Reactive Solutions Inside Your Network

 

Endpoint Detection and Response (EDR)

EDR involves an endpoint security solution that continuously monitors your end-user devices. EDR can detect and often respond to threats including ransomware and malware. Analyst firm, Gartner, defines EDR as a solution that, “records and stores endpoint-system-level behaviors, uses various data analytics techniques to detect suspicious system behavior, provides contextual information, blocks malicious activity, and provides remediation suggestions to restore affected systems.”

 

Extended Detection and Response (XDR)

XDR is an evolution of EDR. XDR extends beyond endpoint detection offering advanced detection, analytics, and responses across your endpoints, networks, servers, cloud workloads, and other systems. XDR provides a more unified view that includes threat detection, alerts, detailed analysis, and quickly deployed responses to threats.

 

Security Information and Event Management (SIEM)

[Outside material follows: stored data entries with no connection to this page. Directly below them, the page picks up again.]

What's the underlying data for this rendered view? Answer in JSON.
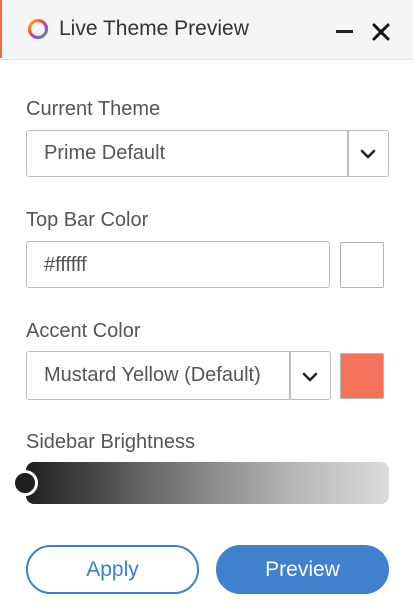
{
  "window": {
    "title": "Live Theme Preview",
    "icons": {
      "app": "color-ring-icon",
      "minimize": "minimize-icon",
      "close": "close-icon"
    }
  },
  "current_theme": {
    "label": "Current Theme",
    "value": "Prime Default"
  },
  "top_bar_color": {
    "label": "Top Bar Color",
    "value": "#ffffff",
    "swatch_color": "#ffffff"
  },
  "accent_color": {
    "label": "Accent Color",
    "value": "Mustard Yellow (Default)",
    "swatch_color": "#f4735a"
  },
  "sidebar_brightness": {
    "label": "Sidebar Brightness",
    "level": 0
  },
  "buttons": {
    "apply": "Apply",
    "preview": "Preview"
  },
  "colors": {
    "primary": "#3f80cf",
    "accent_strip": "#ef6b4e"
  }
}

SIEM is an approach to security management combining security information management (SIM) and security event management (SEM) functions into one security management system. SIEM systems are designed to collect data from multiple sources, identify abnormalities, then take appropriate action. When an alert is triggered, the SIEM system typically logs information on the alert and instructs other security controls to stop the triggered activity’s progress.

 

Managed Detection and Response (MDR)

MDR services combine technology and human expertise to perform threat detection, monitoring, and response. A benefit of MDR is it helps quickly identify a threat then reduce the impact of that threat using less human interaction and therefore has a greater impact within organizations with smaller IT departments.

 

Proactive Solutions Outside Your Network

Proactive solutions sit in front of your firewall to provide an additional layer of security on top of existing firewalls, MDR, EDR, XDR, and SIEM solutions. Proactive solutions are becoming popular because they add a significant amount of additional security without requiring you to modify or rip-and-replace anything you already have purchased and deployed to protect your network.

 

Threat-Blocking-as-a-Service (TBaaS)

Most proactive solutions are Active Defense with real-time Threat Intelligence platforms that fall into the Threat-Blocking-as-a-Service category. A TBaaS deployment is quick and painless as you simply place a small preconfigured appliance in front of your firewall then subscribe to the TBaaS service which automatically does the vast majority of the work for you (all within your predetermined budget and protection level).

A TBaaS solution is similar to a blacklisting solution. However, TBaaS services are typically managed by the vendor to automatically and continually update your solution with multiple source lists (up to 50) noting millions of malicious IP addresses curated by the broader cyberintelligence community.

The main advantage of a TBaaS solution is it will comprehensively block a much greater volume of threats from bad actors since it doesn’t rely on a single-sourced blacklist from a firewall vendor.

Your TBaaS deployment can be configured to block outbound traffic in addition to inbound traffic if desired giving you another line of defense if any malicious code manages to slip into your network. For example, if an already existing piece of malware attempts to pull its payload from an external server on the internet, that outgoing request can automatically be blocked by the TBaaS service. A

t Trinsio, we often find upwards of 80% of the total inbound traffic hitting an organization’s firewall is malicious in nature. A recent Trinsio network threat assessment for a rural county government exposed more than 10 million external and internal threats from 108 different countries around the planet – all during a 24-hour period. A TBaaS solution not only provides an additional layer of security, but also improves your firewall’s efficiency by dramatically reducing the amount of traffic your firewall needs to inspect.

Trinsio Analysis: The Cost of A Proactive-Plus-Reactive Strategy

Trinsio finds that adding a proactive TBaaS component to your existing reactive next-generation firewall hardware and software subscriptions on average increases your network security spend by approximately 20 percent.